At Acorn, I introduced the “Profitability War Room,” a group-wide initiative designed to move beyond traditional P&L reviews. We broke down silos between finance, operations, and commercial teams, creating a shared space where real-time data, performance heat maps, and scenario planning drove decision-making. Complexity was translated into visual dashboards that gave mid-level managers the confidence to act with the mindset of CFOs. This not only improved financial clarity but also fostered ownership across the organisation. The initiative significantly accelerated the payback period for new ventures while embedding a strong culture of alignment, ownership, and financial accountability across all levels of the organisation.

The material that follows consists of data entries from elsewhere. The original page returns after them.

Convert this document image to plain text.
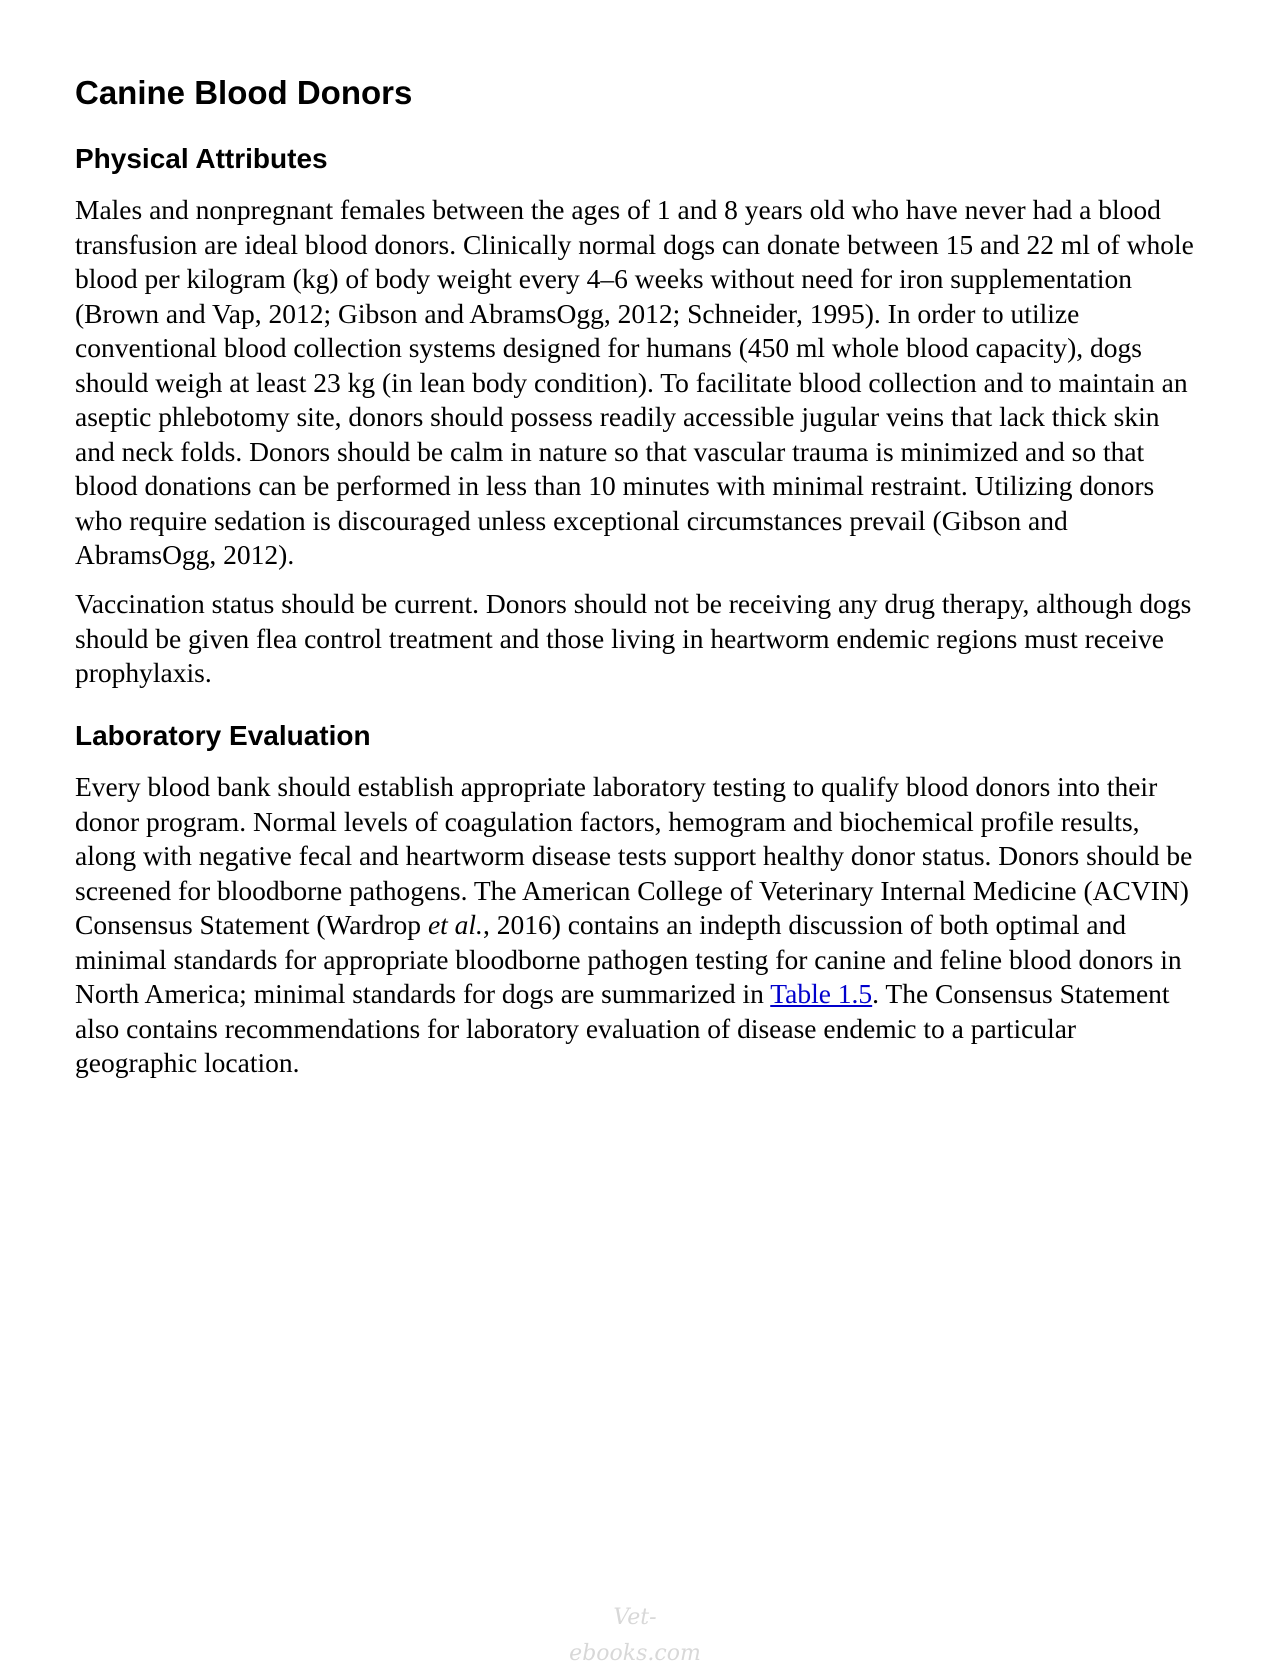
Canine Blood Donors
Physical Attributes

Males and nonpregnant females between the ages of 1 and 8 years old who have never had a blood transfusion are ideal blood donors. Clinically normal dogs can donate between 15 and 22 ml of whole blood per kilogram (kg) of body weight every 4–6 weeks without need for iron supplementation (Brown and Vap, 2012; Gibson and AbramsOgg, 2012; Schneider, 1995). In order to utilize conventional blood collection systems designed for humans (450 ml whole blood capacity), dogs should weigh at least 23 kg (in lean body condition). To facilitate blood collection and to maintain an aseptic phlebotomy site, donors should possess readily accessible jugular veins that lack thick skin and neck folds. Donors should be calm in nature so that vascular trauma is minimized and so that blood donations can be performed in less than 10 minutes with minimal restraint. Utilizing donors who require sedation is discouraged unless exceptional circumstances prevail (Gibson and AbramsOgg, 2012).

Vaccination status should be current. Donors should not be receiving any drug therapy, although dogs should be given flea control treatment and those living in heartworm endemic regions must receive prophylaxis.

Laboratory Evaluation

Every blood bank should establish appropriate laboratory testing to qualify blood donors into their donor program. Normal levels of coagulation factors, hemogram and biochemical profile results, along with negative fecal and heartworm disease tests support healthy donor status. Donors should be screened for bloodborne pathogens. The American College of Veterinary Internal Medicine (ACVIN) Consensus Statement (Wardrop et al., 2016) contains an indepth discussion of both optimal and minimal standards for appropriate bloodborne pathogen testing for canine and feline blood donors in North America; minimal standards for dogs are summarized in Table 1.5. The Consensus Statement also contains recommendations for laboratory evaluation of disease endemic to a particular geographic location.

Vet-ebooks.com
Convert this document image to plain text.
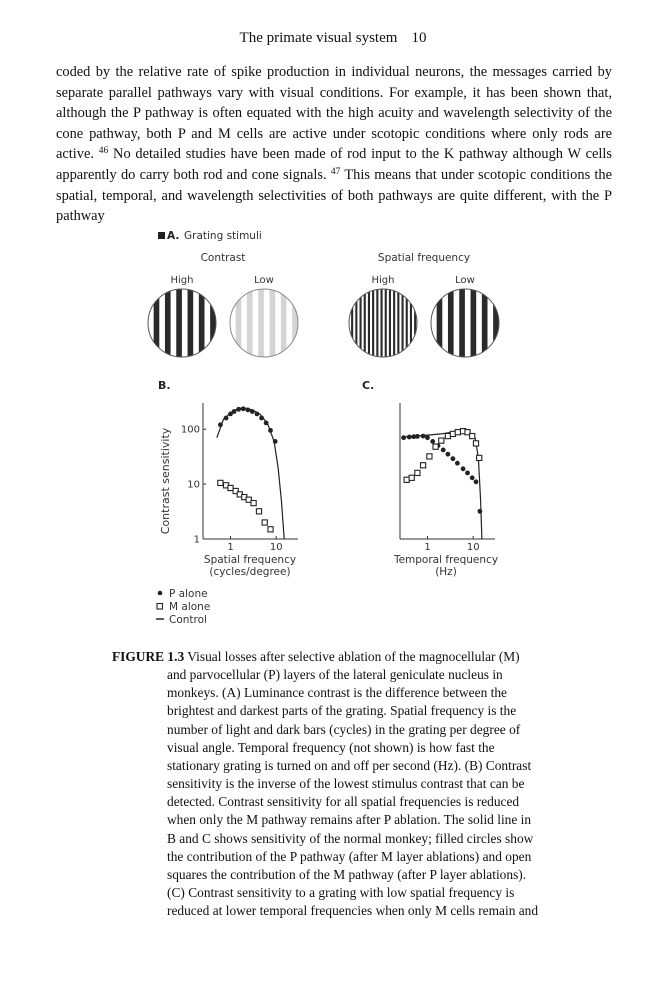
The primate visual system 10
coded by the relative rate of spike production in individual neurons, the messages carried by separate parallel pathways vary with visual conditions. For example, it has been shown that, although the P pathway is often equated with the high acuity and wavelength selectivity of the cone pathway, both P and M cells are active under scotopic conditions where only rods are active. $^{46}$ No detailed studies have been made of rod input to the K pathway although W cells apparently do carry both rod and cone signals. $^{47}$ This means that under scotopic conditions the spatial, temporal, and wavelength selectivities of both pathways are quite different, with the P pathway
A. Grating stimuli
Contrast	Spatial frequency
High	Low	High	Low
B.	C.
Contrast sensitivity
1	10
1
10
100
Spatial frequency
(cycles/degree)
1	10
Temporal frequency
(Hz)
P alone
M alone
Control
FIGURE 1.3 Visual losses after selective ablation of the magnocellular (M)
and parvocellular (P) layers of the lateral geniculate nucleus in
monkeys. (A) Luminance contrast is the difference between the
brightest and darkest parts of the grating. Spatial frequency is the
number of light and dark bars (cycles) in the grating per degree of
visual angle. Temporal frequency (not shown) is how fast the
stationary grating is turned on and off per second (Hz). (B) Contrast
sensitivity is the inverse of the lowest stimulus contrast that can be
detected. Contrast sensitivity for all spatial frequencies is reduced
when only the M pathway remains after P ablation. The solid line in
B and C shows sensitivity of the normal monkey; filled circles show
the contribution of the P pathway (after M layer ablations) and open
squares the contribution of the M pathway (after P layer ablations).
(C) Contrast sensitivity to a grating with low spatial frequency is
reduced at lower temporal frequencies when only M cells remain and
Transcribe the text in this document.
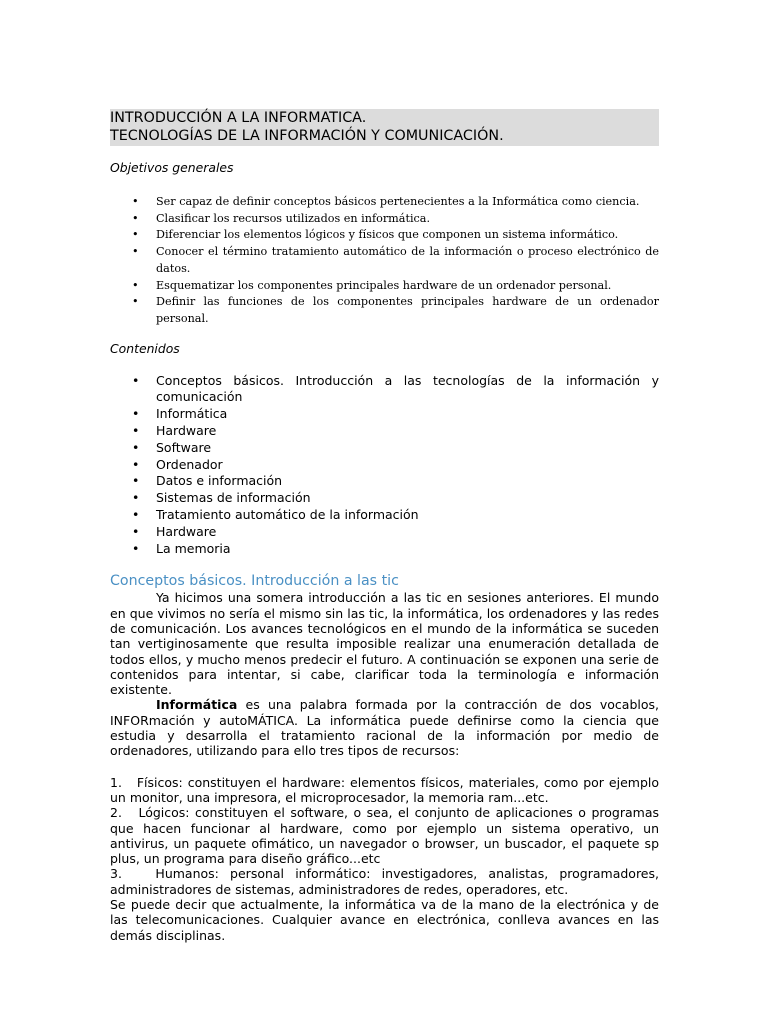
INTRODUCCIÓN A LA INFORMATICA.
TECNOLOGÍAS DE LA INFORMACIÓN Y COMUNICACIÓN.
Objetivos generales
• Ser capaz de definir conceptos básicos pertenecientes a la Informática como ciencia.
• Clasificar los recursos utilizados en informática.
• Diferenciar los elementos lógicos y físicos que componen un sistema informático.
• Conocer el término tratamiento automático de la información o proceso electrónico de datos.
• Esquematizar los componentes principales hardware de un ordenador personal.
• Definir las funciones de los componentes principales hardware de un ordenador personal.
Contenidos
• Conceptos básicos. Introducción a las tecnologías de la información y comunicación
• Informática
• Hardware
• Software
• Ordenador
• Datos e información
• Sistemas de información
• Tratamiento automático de la información
• Hardware
• La memoria
Conceptos básicos. Introducción a las tic

Ya hicimos una somera introducción a las tic en sesiones anteriores. El mundo en que vivimos no sería el mismo sin las tic, la informática, los ordenadores y las redes de comunicación. Los avances tecnológicos en el mundo de la informática se suceden tan vertiginosamente que resulta imposible realizar una enumeración detallada de todos ellos, y mucho menos predecir el futuro. A continuación se exponen una serie de contenidos para intentar, si cabe, clarificar toda la terminología e información existente.

Informática es una palabra formada por la contracción de dos vocablos, INFORmación y autoMÁTICA. La informática puede definirse como la ciencia que estudia y desarrolla el tratamiento racional de la información por medio de ordenadores, utilizando para ello tres tipos de recursos:

1.   Físicos: constituyen el hardware: elementos físicos, materiales, como por ejemplo un monitor, una impresora, el microprocesador, la memoria ram...etc.

2.   Lógicos: constituyen el software, o sea, el conjunto de aplicaciones o programas que hacen funcionar al hardware, como por ejemplo un sistema operativo, un antivirus, un paquete ofimático, un navegador o browser, un buscador, el paquete sp plus, un programa para diseño gráfico...etc

3.   Humanos: personal informático: investigadores, analistas, programadores, administradores de sistemas, administradores de redes, operadores, etc.

Se puede decir que actualmente, la informática va de la mano de la electrónica y de las telecomunicaciones. Cualquier avance en electrónica, conlleva avances en las demás disciplinas.
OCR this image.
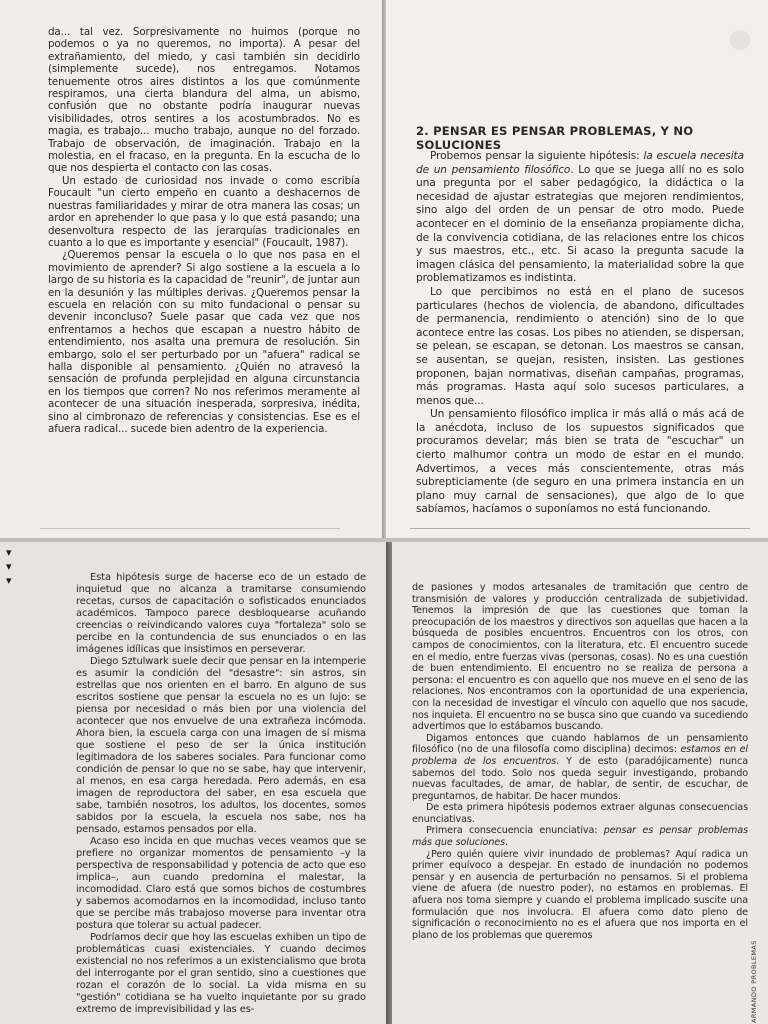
da... tal vez. Sorpresivamente no huimos (porque no podemos o ya no queremos, no importa). A pesar del extrañamiento, del miedo, y casi también sin decidirlo (simplemente sucede), nos entregamos. Notamos tenuemente otros aires distintos a los que comúnmente respiramos, una cierta blandura del alma, un abismo, confusión que no obstante podría inaugurar nuevas visibilidades, otros sentires a los acostumbrados. No es magia, es trabajo... mucho trabajo, aunque no del forzado. Trabajo de observación, de imaginación. Trabajo en la molestia, en el fracaso, en la pregunta. En la escucha de lo que nos despierta el contacto con las cosas.

Un estado de curiosidad nos invade o como escribía Foucault "un cierto empeño en cuanto a deshacernos de nuestras familiaridades y mirar de otra manera las cosas; un ardor en aprehender lo que pasa y lo que está pasando; una desenvoltura respecto de las jerarquías tradicionales en cuanto a lo que es importante y esencial" (Foucault, 1987).

¿Queremos pensar la escuela o lo que nos pasa en el movimiento de aprender? Si algo sostiene a la escuela a lo largo de su historia es la capacidad de "reunir", de juntar aun en la desunión y las múltiples derivas. ¿Queremos pensar la escuela en relación con su mito fundacional o pensar su devenir inconcluso? Suele pasar que cada vez que nos enfrentamos a hechos que escapan a nuestro hábito de entendimiento, nos asalta una premura de resolución. Sin embargo, solo el ser perturbado por un "afuera" radical se halla disponible al pensamiento. ¿Quién no atravesó la sensación de profunda perplejidad en alguna circunstancia en los tiempos que corren? No nos referimos meramente al acontecer de una situación inesperada, sorpresiva, inédita, sino al cimbronazo de referencias y consistencias. Ese es el afuera radical... sucede bien adentro de la experiencia.

2. PENSAR ES PENSAR PROBLEMAS, Y NO SOLUCIONES

Probemos pensar la siguiente hipótesis: la escuela necesita de un pensamiento filosófico. Lo que se juega allí no es solo una pregunta por el saber pedagógico, la didáctica o la necesidad de ajustar estrategias que mejoren rendimientos, sino algo del orden de un pensar de otro modo. Puede acontecer en el dominio de la enseñanza propiamente dicha, de la convivencia cotidiana, de las relaciones entre los chicos y sus maestros, etc., etc. Si acaso la pregunta sacude la imagen clásica del pensamiento, la materialidad sobre la que problematizamos es indistinta.

Lo que percibimos no está en el plano de sucesos particulares (hechos de violencia, de abandono, dificultades de permanencia, rendimiento o atención) sino de lo que acontece entre las cosas. Los pibes no atienden, se dispersan, se pelean, se escapan, se detonan. Los maestros se cansan, se ausentan, se quejan, resisten, insisten. Las gestiones proponen, bajan normativas, diseñan campañas, programas, más programas. Hasta aquí solo sucesos particulares, a menos que...

Un pensamiento filosófico implica ir más allá o más acá de la anécdota, incluso de los supuestos significados que procuramos develar; más bien se trata de "escuchar" un cierto malhumor contra un modo de estar en el mundo. Advertimos, a veces más conscientemente, otras más subrepticiamente (de seguro en una primera instancia en un plano muy carnal de sensaciones), que algo de lo que sabíamos, hacíamos o suponíamos no está funcionando.

▾
▾
▾	Esta hipótesis surge de hacerse eco de un estado de inquietud que no alcanza a tramitarse consumiendo recetas, cursos de capacitación o sofisticados enunciados académicos. Tampoco parece desbloquearse acuñando creencias o reivindicando valores cuya "fortaleza" solo se percibe en la contundencia de sus enunciados o en las imágenes idílicas que insistimos en perseverar.

Diego Sztulwark suele decir que pensar en la intemperie es asumir la condición del "desastre": sin astros, sin estrellas que nos orienten en el barro. En alguno de sus escritos sostiene que pensar la escuela no es un lujo: se piensa por necesidad o más bien por una violencia del acontecer que nos envuelve de una extrañeza incómoda. Ahora bien, la escuela carga con una imagen de sí misma que sostiene el peso de ser la única institución legitimadora de los saberes sociales. Para funcionar como condición de pensar lo que no se sabe, hay que intervenir, al menos, en esa carga heredada. Pero además, en esa imagen de reproductora del saber, en esa escuela que sabe, también nosotros, los adultos, los docentes, somos sabidos por la escuela, la escuela nos sabe, nos ha pensado, estamos pensados por ella.

Acaso eso incida en que muchas veces veamos que se prefiere no organizar momentos de pensamiento –y la perspectiva de responsabilidad y potencia de acto que eso implica–, aun cuando predomina el malestar, la incomodidad. Claro está que somos bichos de costumbres y sabemos acomodarnos en la incomodidad, incluso tanto que se percibe más trabajoso moverse para inventar otra postura que tolerar su actual padecer.

Podríamos decir que hoy las escuelas exhiben un tipo de problemáticas cuasi existenciales. Y cuando decimos existencial no nos referimos a un existencialismo que brota del interrogante por el gran sentido, sino a cuestiones que rozan el corazón de lo social. La vida misma en su "gestión" cotidiana se ha vuelto inquietante por su grado extremo de imprevisibilidad y las es-

de pasiones y modos artesanales de tramitación que centro de transmisión de valores y producción centralizada de subjetividad. Tenemos la impresión de que las cuestiones que toman la preocupación de los maestros y directivos son aquellas que hacen a la búsqueda de posibles encuentros. Encuentros con los otros, con campos de conocimientos, con la literatura, etc. El encuentro sucede en el medio, entre fuerzas vivas (personas, cosas). No es una cuestión de buen entendimiento. El encuentro no se realiza de persona a persona: el encuentro es con aquello que nos mueve en el seno de las relaciones. Nos encontramos con la oportunidad de una experiencia, con la necesidad de investigar el vínculo con aquello que nos sacude, nos inquieta. El encuentro no se busca sino que cuando va sucediendo advertimos que lo estábamos buscando.

Digamos entonces que cuando hablamos de un pensamiento filosófico (no de una filosofía como disciplina) decimos: estamos en el problema de los encuentros. Y de esto (paradójicamente) nunca sabemos del todo. Solo nos queda seguir investigando, probando nuevas facultades, de amar, de hablar, de sentir, de escuchar, de preguntarnos, de habitar. De hacer mundos.

De esta primera hipótesis podemos extraer algunas consecuencias enunciativas.

Primera consecuencia enunciativa: pensar es pensar problemas más que soluciones.

¿Pero quién quiere vivir inundado de problemas? Aquí radica un primer equívoco a despejar. En estado de inundación no podemos pensar y en ausencia de perturbación no pensamos. Si el problema viene de afuera (de nuestro poder), no estamos en problemas. El afuera nos toma siempre y cuando el problema implicado suscite una formulación que nos involucra. El afuera como dato pleno de significación o reconocimiento no es el afuera que nos importa en el plano de los problemas que queremos

ARMANDO PROBLEMAS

What personal mantra or habit keeps you resilient, and how has it shaped your team’s approach to financial innovation?

I live by two personal mantras: “Think Time is my Superpower” and “I never confuse movement with progress.” In today’s results-driven world, constant action is often mistaken for real achievement. True breakthroughs, however, come from disciplined thinking, not relentless activity. Inspired by Keith Cunningham’s The Road Less Stupid, I dedicate time each morning to structured reflection— clarifying direction, identifying risks, and surfacing blind spots before they grow costly. This discipline has anchored me, particularly in volatile industries like tourism and aviation, where impulsive reactions can cause more harm than good. Over time, it has also shaped the way my team works. Together, we’ve built a “clarityfirst culture,” where pausing to think is recognized as a strength rather than a delay. Whether in profitability war rooms or cross-border expansion reviews, I’ve seen my Gen Z colleagues evolve from task-driven doers into strategic thinkers. Resilience is not about being the loudest voice in the room but about creating the conditions for sharper questions, better decisions, and sustainable success. That clarity-driven mindset, now woven into the way we operate, has become our defining edge.